Interlocutores de Haddad têm dito que a recente viagem à Índia e à Coreia do Sul, na companhia do presidente Lula, ajudaram no convencimento para reduzir a resistência do ex-prefeito da capital paulista em disputar o Palácio dos Bandeirantes.
Por Redação – de São Paulo
Presidente da República, o ex-torneiro mecânico Luiz Inácio Lula da Silva (PT) apertou os parafusos certos para ajustar o ministro da Fazenda, Fernando Haddad, e o ex-presidente do Congresso, senador Rodrigo Pacheco (PSD-MG), no lugar que faltava em São Paulo e Minas Gerais, na disputa contra seu adversário na ultradireita. Relatos vazados para a mídia brasiliense, nesta sexta-feira, indicam que os planos do líder petista serão formatados de acordo com seus interesses, nos colégios eleitorais mais decisivos do país.

Interlocutores de Haddad têm dito que a recente viagem à Índia e à Coreia do Sul, na companhia do presidente Lula, ajudaram no convencimento para reduzir a resistência do ex-prefeito da capital paulista em disputar o Palácio dos Bandeirantes. Pesquisas mostram que o ministro é o nome mais forte para a batalha contra o ex-militar, hoje governador Tarcísio de Freitas (Republicanos); além de compor o palanque do futuro candidato à reeleição.
No café
Em linha com a direção nacional do PT, Lula considera Fernando Haddad o principal nome para comandar a estratégia eleitoral do campo governista, em São Paulo. Para consolidar seus objetivos, Lula marcou um novo encontro com Haddad, na semana que vem, e chamou seu vice-presidente, Geraldo Alckmin (PSB-SP), para definir sua estratégia no colegiado paulista.
Em um jantar no Palácio da Alvorada, na véspera, segundo relatos do ministro à colunista Mônica Bergamo, do diário conservador paulistano Folha de S. Paulo, “o tema das eleições só apareceu depois do último café, quando eles já se despediam”.

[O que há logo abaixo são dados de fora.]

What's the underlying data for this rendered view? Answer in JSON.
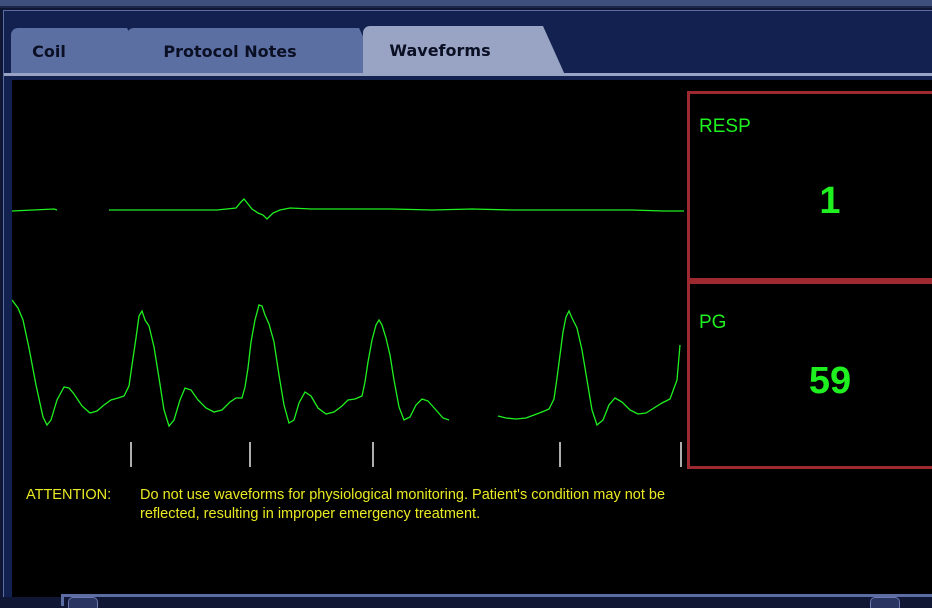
{
  "tabs": [
    {
      "label": "Coil",
      "active": false
    },
    {
      "label": "Protocol Notes",
      "active": false
    },
    {
      "label": "Waveforms",
      "active": true
    }
  ],
  "readouts": {
    "resp": {
      "label": "RESP",
      "value": "1"
    },
    "pg": {
      "label": "PG",
      "value": "59"
    }
  },
  "attention": {
    "prefix": "ATTENTION:",
    "line1": "Do not use waveforms for physiological monitoring. Patient's condition may not be",
    "line2": "reflected, resulting in improper emergency treatment."
  },
  "colors": {
    "trace": "#1ff01f",
    "readout_border": "#9e2a30",
    "attention_text": "#eaea24",
    "tab_active": "#99a4c4",
    "tab_inactive": "#5c6fa2"
  }
}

“Lula então perguntou que dia Haddad voltaria a Brasília, e disse que chamaria Alckmin para um encontro na própria terça-feira, dia em que o ministro desembarca na capital. O presidente quer bater o martelo sobre as candidaturas ao governo e ao Senado no Estado”, adianta Bergamo.
Disputa
Com base em pesquisas internas do Palácio do Planalto, o filho ’01’, como é conhecido o senador Flávio Bolsonaro (PL-RJ), estaria cabeça a cabeça com Lula, no segundo turno. Em outros levantamentos, como o do instituto Paraná Pesquisas divulgado nesta sexta-feira, o candidato da ultradireita chega a ultrapassá-lo numericamente, com 44,4% contra 43,8%, em um empate técnico na margem de erro da sondagem, que é de 2,2 pontos.
Diante dos fatos, na análise de dirigentes do PT, Haddad não deverá recusar a campanha depois de Lula o considerar vital para o desempenho da legenda e do presidente, junto ao eleitorado paulista.
Alguns integrantes do Diretório Nacional chegaram a comentar, nesta manhã, que Haddad já teria cedido e anunciará seu nome ao governo de São Paulo, ao lado do senador Rodrigo Pacheco (PSD-MG), que deverá concorrer ao governo de Minas Gerais. Assim, Lula teria conseguido construir, peça por peça, um motor potente o bastante para conduzi-lo de volta ao Palácio do Planalto, uma última vez.